Because in a high-conflict divorce, it is imperative that my clients fully and completely understand that every stall, every negative, every contrived tactic is intentional.

These individuals are not innocent bystanders who have been manipulated by greedy lawyers. Nor are they aware of Asperger’s innocents who are ignorant of social norms. They are individuals who are totally focused on winning.

Win

Many years ago I came across a colleague of my ex who had refused to divorce his ex-wife for 10 years. At the time the meaning went over my head. Now I see it differently. He was so determined to win that he would rather wait a decade than let go and move on. Maybe he was happy that he could hold out for so long. Maybe he thought he had won.

Winning in these terms is such a strange concept to many of us. We may think we’re competitive, but until you find yourself in a conflict-ridden divorce, you have no idea what competition is.

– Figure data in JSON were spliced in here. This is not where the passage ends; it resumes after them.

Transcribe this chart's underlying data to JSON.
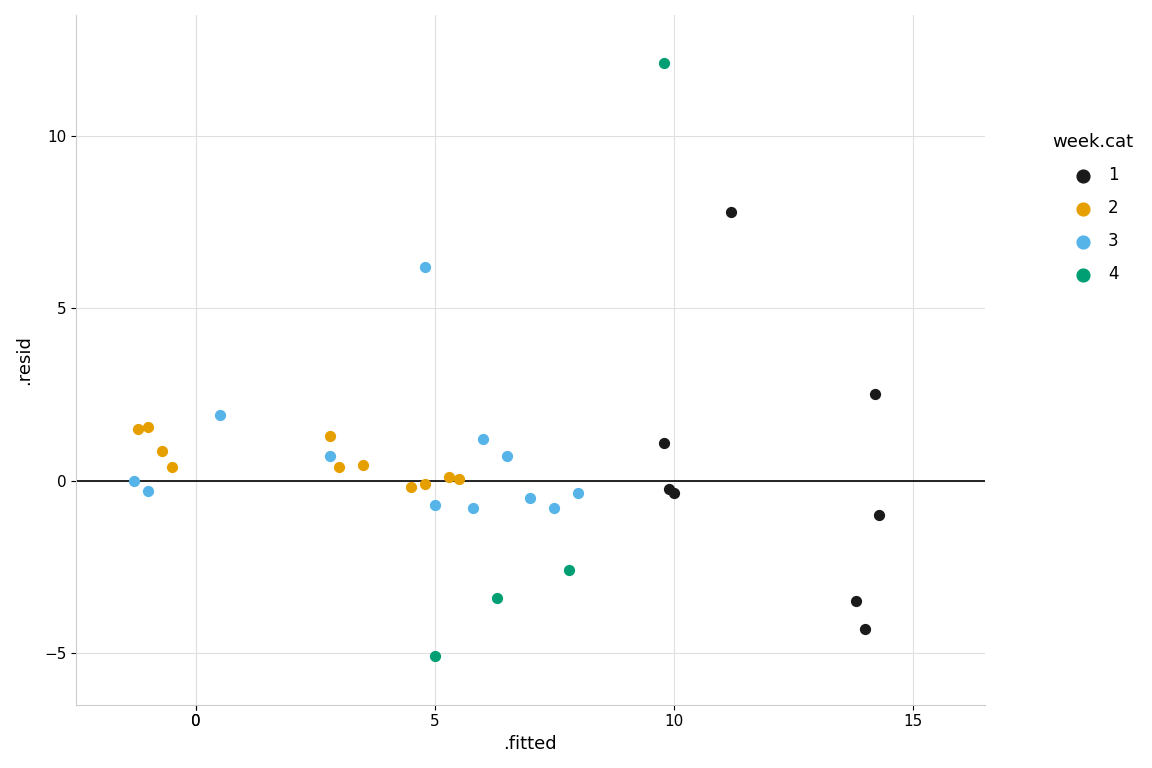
{
  "title": "",
  "xlabel": ".fitted",
  "ylabel": ".resid",
  "legend_title": "week.cat",
  "xlim": [
    -2,
    16
  ],
  "ylim": [
    -6,
    13
  ],
  "xticks": [
    0,
    0,
    5,
    10,
    15
  ],
  "yticks": [
    -5,
    0,
    5,
    10
  ],
  "background_color": "#ffffff",
  "grid_color": "#e0e0e0",
  "hline_y": 0,
  "categories": {
    "1": {
      "color": "#1a1a1a",
      "fitted": [
        9.8,
        9.9,
        10.0,
        11.2,
        13.8,
        14.0,
        14.2,
        14.3
      ],
      "resid": [
        1.1,
        -0.25,
        -0.35,
        7.8,
        -3.5,
        -4.3,
        2.5,
        -1.0
      ]
    },
    "2": {
      "color": "#E69F00",
      "fitted": [
        -1.2,
        -1.0,
        -0.7,
        -0.5,
        2.8,
        3.0,
        3.5,
        4.5,
        4.8,
        5.3,
        5.5
      ],
      "resid": [
        1.5,
        1.55,
        0.85,
        0.4,
        1.3,
        0.4,
        0.45,
        -0.2,
        -0.1,
        0.1,
        0.05
      ]
    },
    "3": {
      "color": "#56B4E9",
      "fitted": [
        -1.3,
        -1.0,
        0.5,
        2.8,
        4.8,
        5.0,
        5.8,
        6.0,
        6.5,
        7.0,
        7.5,
        8.0
      ],
      "resid": [
        0.0,
        -0.3,
        1.9,
        0.7,
        6.2,
        -0.7,
        -0.8,
        1.2,
        0.7,
        -0.5,
        -0.8,
        -0.35
      ]
    },
    "4": {
      "color": "#009E73",
      "fitted": [
        5.0,
        6.3,
        7.8,
        9.8
      ],
      "resid": [
        -5.1,
        -3.4,
        -2.6,
        12.1
      ]
    }
  },
  "point_size": 50,
  "legend_pos": "right"
}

This is about dealing with people who have been arguing for years about trivial parking tickets, creating error lists, scrolling through page by page, spending hours on the phone over a minor, incorrectly calculated bill. The really competitive ones will fight their own shadow for a skanky bone.

damage

This is of course incredibly mentally unhealthy for these people and likely leads to all sorts of health problems: heart, cancer, diabetes, high blood pressure. Unfortunately, her extreme craziness is also a health warning to those around her due to two factors: time and shock.

You see, my clients don’t really see who their ex is in the beginning. They are still in a bubble of reasonableness so every single discovery of the depths of their ex’s desire to win at any cost, with a high preference for destroying their partner in the process, is like being made by one 2 hit by 4. And it doesn’t stop. It goes on for years. And that takes its toll.

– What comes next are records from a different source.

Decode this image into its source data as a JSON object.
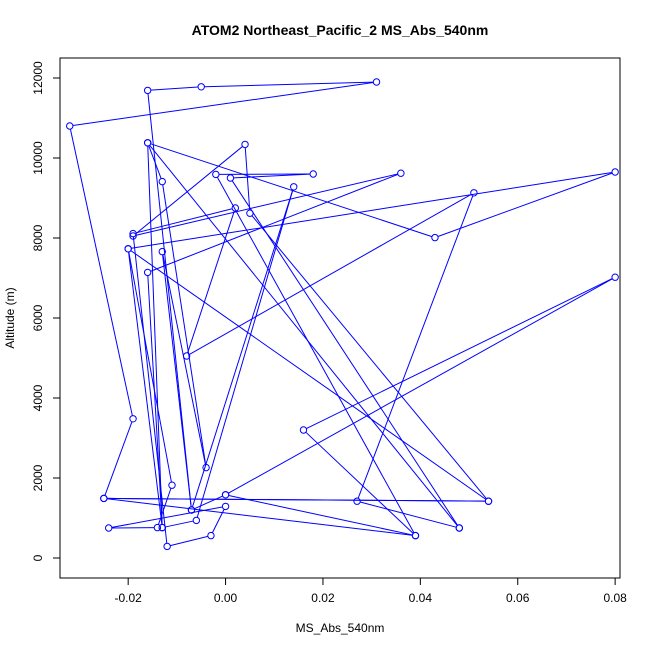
{
  "chart_data": {
    "type": "line",
    "title": "ATOM2 Northeast_Pacific_2 MS_Abs_540nm",
    "xlabel": "MS_Abs_540nm",
    "ylabel": "Altitude (m)",
    "xlim": [
      -0.034,
      0.081
    ],
    "ylim": [
      -500,
      12500
    ],
    "x_ticks": [
      -0.02,
      0.0,
      0.02,
      0.04,
      0.06,
      0.08
    ],
    "x_tick_labels": [
      "-0.02",
      "0.00",
      "0.02",
      "0.04",
      "0.06",
      "0.08"
    ],
    "y_ticks": [
      0,
      2000,
      4000,
      6000,
      8000,
      10000,
      12000
    ],
    "y_tick_labels": [
      "0",
      "2000",
      "4000",
      "6000",
      "8000",
      "10000",
      "12000"
    ],
    "grid": false,
    "series_color": "#0000ff",
    "points": [
      {
        "x": 0.0,
        "y": 1580
      },
      {
        "x": 0.08,
        "y": 7020
      },
      {
        "x": 0.016,
        "y": 3200
      },
      {
        "x": 0.039,
        "y": 560
      },
      {
        "x": -0.002,
        "y": 9590
      },
      {
        "x": 0.018,
        "y": 9600
      },
      {
        "x": 0.001,
        "y": 9500
      },
      {
        "x": 0.048,
        "y": 750
      },
      {
        "x": -0.016,
        "y": 10380
      },
      {
        "x": -0.013,
        "y": 760
      },
      {
        "x": -0.016,
        "y": 7140
      },
      {
        "x": 0.036,
        "y": 9620
      },
      {
        "x": -0.019,
        "y": 8050
      },
      {
        "x": 0.004,
        "y": 10340
      },
      {
        "x": 0.005,
        "y": 8620
      },
      {
        "x": 0.054,
        "y": 1420
      },
      {
        "x": -0.025,
        "y": 1490
      },
      {
        "x": 0.039,
        "y": 560
      },
      {
        "x": 0.0,
        "y": 1580
      },
      {
        "x": -0.007,
        "y": 1200
      },
      {
        "x": -0.016,
        "y": 11690
      },
      {
        "x": -0.005,
        "y": 11780
      },
      {
        "x": 0.031,
        "y": 11900
      },
      {
        "x": -0.032,
        "y": 10800
      },
      {
        "x": -0.019,
        "y": 3480
      },
      {
        "x": -0.025,
        "y": 1490
      },
      {
        "x": 0.054,
        "y": 1420
      },
      {
        "x": -0.02,
        "y": 7730
      },
      {
        "x": 0.08,
        "y": 9650
      },
      {
        "x": 0.043,
        "y": 8010
      },
      {
        "x": -0.016,
        "y": 10380
      },
      {
        "x": -0.013,
        "y": 9410
      },
      {
        "x": -0.004,
        "y": 2260
      },
      {
        "x": -0.013,
        "y": 7660
      },
      {
        "x": -0.007,
        "y": 1200
      },
      {
        "x": 0.014,
        "y": 9280
      },
      {
        "x": -0.006,
        "y": 940
      },
      {
        "x": -0.013,
        "y": 760
      },
      {
        "x": -0.02,
        "y": 7730
      },
      {
        "x": -0.011,
        "y": 1820
      },
      {
        "x": -0.014,
        "y": 760
      },
      {
        "x": -0.024,
        "y": 750
      },
      {
        "x": 0.0,
        "y": 1290
      },
      {
        "x": -0.003,
        "y": 560
      },
      {
        "x": -0.012,
        "y": 290
      },
      {
        "x": -0.019,
        "y": 8110
      },
      {
        "x": 0.002,
        "y": 8750
      },
      {
        "x": -0.008,
        "y": 5050
      },
      {
        "x": 0.051,
        "y": 9130
      },
      {
        "x": 0.027,
        "y": 1420
      },
      {
        "x": 0.048,
        "y": 750
      }
    ]
  }
}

Depression, anxiety, panic attacks, physical breakdown are common.

And why?

Because my customers are realizing that this won’t end anytime soon. They left the marriage, where they were constantly “shocked” by psychological, emotional and physical aggression. but they thought they escaped only to find out no it was still going on. And worse, now the legal system has joined.

Turning points

I remember my lowest point when I realized that I wouldn’t be lucky enough to wake up dead. When I realized I had no way off that conveyor belt. When I realized that I had to deal with the disbelief of others and move on. When I realized that I had to keep fighting, not because I wanted to, but because he didn’t want to stop. He didn’t want the game to end.

I often think I should have realized it sooner. But I was my first client, so I had to wake up just as I was waking others.

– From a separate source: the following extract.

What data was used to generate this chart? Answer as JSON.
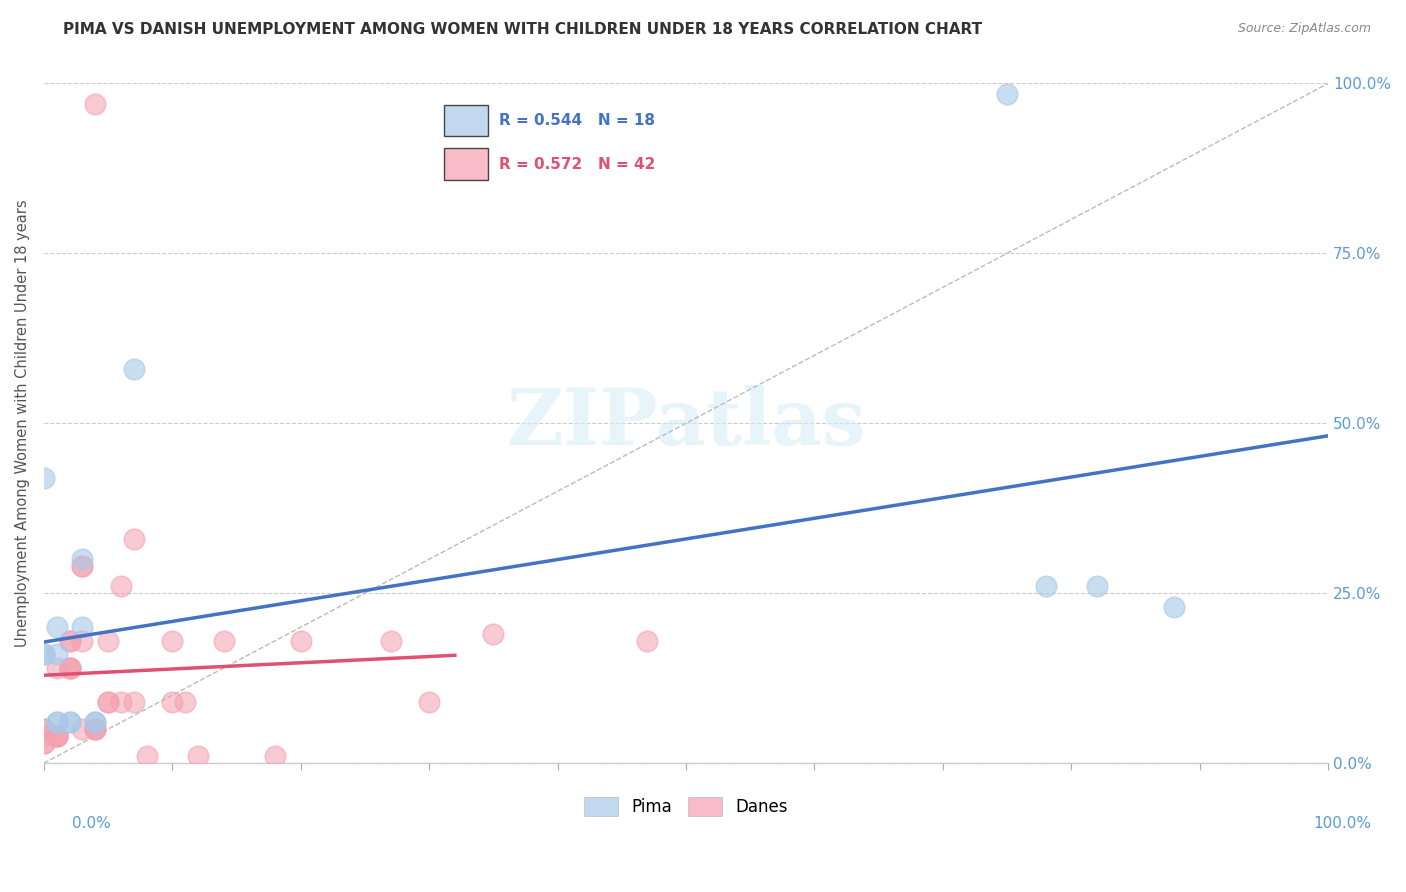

Anyone who knows me will tell you when all the food was taken out of the cupboards, I still haven’t seen the madness of the situation.

I shouted, “Why the hell would someone take half a bottle of Tabasco?” but even then I couldn’t see what was happening. I couldn’t see the mere cold urge to destroy myself because I had ended the marriage, and that meant I was one and the required score was matched.

revenge

So yes, I encourage my clients to have healthy fantasies of violence. After years of emotional, psychological, physical and ultimately legal violence, they need an electrical outlet.

It is foolish to assume that forgiveness is lukewarm sitting in a lucky circle and singing the worship event, not after years of relentless personal assault. No, true forgiveness is full of blood and heat and cries out for vengeance until there is finally true acceptance and peace.

And this place is true vengeance for me.

Moving to a room where my clients or I are still forced to continue this nonsensical pantomime by underdeveloped characters no longer matters to their behavior: they are seen for who they are and pityed for for it. People so far from decency that they are alone forever and are mistaken enough to believe they will win.